Porque las actuaciones de los tres TOREROS -si amiga y amigo lector, permítame ponerlo en letras altas- y el encierro corrido de Montecristo, sirvieron para callar bocas, empezando con la mía y terminando con aquellas que hablan, dicen, salen en la tele y escriben que se han alejado de la mas bella de las fiestas por la falta de seriedad, por la falta de animales serios, de empresas dignas y de toreros que se arrimen.
Tres faenas nos permitieron reencontrar la pasión de la entrega serena y madura de un hombre honrado, la belleza excelsa y deslumbrante de un artista gitano, puro y enloquecedor, y vivir y conocer muy de cerca la entrega y el valor monumental de un joven que además de mucho temple tiene un valor espartano a toda prueba.
Rodolfo Rodríguez El Pana con sus más de 60 años de edad y casi 34 de alternativa, ha partido plaza hoy con la meta puesta en encontrar conexión con un público que pobló los tendidos y generales en casi 3/4 partes de plaza. En la lidia de su primer ejemplar estuvo siempre en la cara del toro, lo toreó por alto y por derechazos. Lo templó, se estiró con el en cada pase, sin embargo no perdonaba ningún error por su condición de enrazado y además se volvía pronto. Desafortunadamente casi al término de su faena y tras pasárselo por la espalda, el toro le apuró y El Pana no logró irse de la cara, resultando empitonado. Tras caer, el animal hizo por él y lo volvió a levantar del piso, más El Pana ya estaba casi inconsciente; Fue trasladado a la enfermería donde se le estabilizó para posteriormente llevarle a la Clínica Hospital Guadalupe para ser intervenido. Se esperan reportes oficiales, mas al parecer la cornada fue ‘limpia’.
La faena de Morante de la Puebla al toro Pavichón será recordada por los asistentes a la plaza hoy, como una de las faenas de mas entrega, duende, arte, transmisión y belleza deslumbrante. Adjetivos pueden sobrar o faltar, lo que Morante hace en el ruedo cuando se vuelve uno con el toro hace que los presentes se abandonen a la más grande emoción hace que las pieles se ericen y que las almas se vuelvan todas una sola.

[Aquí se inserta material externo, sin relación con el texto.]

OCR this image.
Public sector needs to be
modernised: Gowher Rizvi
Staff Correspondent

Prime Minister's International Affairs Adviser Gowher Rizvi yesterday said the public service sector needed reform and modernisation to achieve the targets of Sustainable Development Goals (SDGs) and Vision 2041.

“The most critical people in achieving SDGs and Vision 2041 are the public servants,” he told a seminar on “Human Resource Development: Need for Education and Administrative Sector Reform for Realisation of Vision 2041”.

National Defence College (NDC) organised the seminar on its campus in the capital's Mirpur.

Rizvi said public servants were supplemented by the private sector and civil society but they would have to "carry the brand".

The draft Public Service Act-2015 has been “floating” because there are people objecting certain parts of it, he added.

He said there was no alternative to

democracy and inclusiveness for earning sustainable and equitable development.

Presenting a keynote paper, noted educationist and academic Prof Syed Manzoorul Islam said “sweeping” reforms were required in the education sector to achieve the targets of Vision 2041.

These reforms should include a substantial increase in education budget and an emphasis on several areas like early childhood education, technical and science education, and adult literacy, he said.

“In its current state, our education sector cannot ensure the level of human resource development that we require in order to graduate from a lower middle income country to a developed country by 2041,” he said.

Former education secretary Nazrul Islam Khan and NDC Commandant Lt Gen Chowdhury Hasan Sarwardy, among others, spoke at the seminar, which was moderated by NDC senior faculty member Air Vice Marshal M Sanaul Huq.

Toro, torero y asistentes conectados por ese bello arte de Morante. Sus lances con la mano baja que detienen el tiempo, su muleta que ya sea en torerísimos doblones o con la figura erguida siempre barre la arena de la Gran Plaza de San Marcos, y la manera en que dominó la temperamental embestida de Pavichón hicieron que lo que es tan difícil de hacer pareciera que lo sabemos hacer todos. Le ha dejado una estocada entera un poco desprendida, pero eso no ha menospreciado lo derramado en el ruedo, para que el juez le premiara con dos orejas, y que al juicio del que humildemente escribe debiera haberse premiado con el rabo… [/i]Pavichón[/i] mereció arrastre lento y Morante.. deslumbrante!
Si hoy debiera definir el toreo de Juan Pablo Sánchez, a quien algunos comentaristas se empeñan en llamar El Emperador del Temple, habría de decir que es un torero muy enrazado, que sabe torear con una finísima técnica muleteril, pero si a esta definición le agregamos el valor que todo torero debe tener, hoy Juan Pablo merece en mayúsculas el adjetivo de MONUMENTAL.
La faena al cierraplaza fue de verdadera entrega. Lo recibió con dos largas de rodillas y lo lanceó con mucha emotividad. Tras la puya el toro poco a poco se vino abajo, comenzó a pasar con la cabeza arriba a quedarse parado, cazando cada vez más a Sánchez, haciendo de hecho que este volara en tremendo volteretón: Sánchez ya estaba pisando terrenos muy comprometidos. El joven matador de toros no se amedrentó, se levantó enrazado y fue por Chinampero. La muleta poderosa hizo que este terminara rajándose y buscando su querencia natural, y fue ahí donde Juan Pablo le pisó todos los terrenos, le dio las tablas, le cedió todas las ventajas confiado en que su valor monumental y su estupenda técnica lograran lo que a la postre fue una gran faena, donde expuso, se paró, sacó pases y paró de cabeza al tendido. Desafortunadamente las espadas tenían dictado otro final, pero Sánchez abandonó el ruedo entre gritos de ¡torero! ¡torero! dando una merecidísima vuelta al ruedo.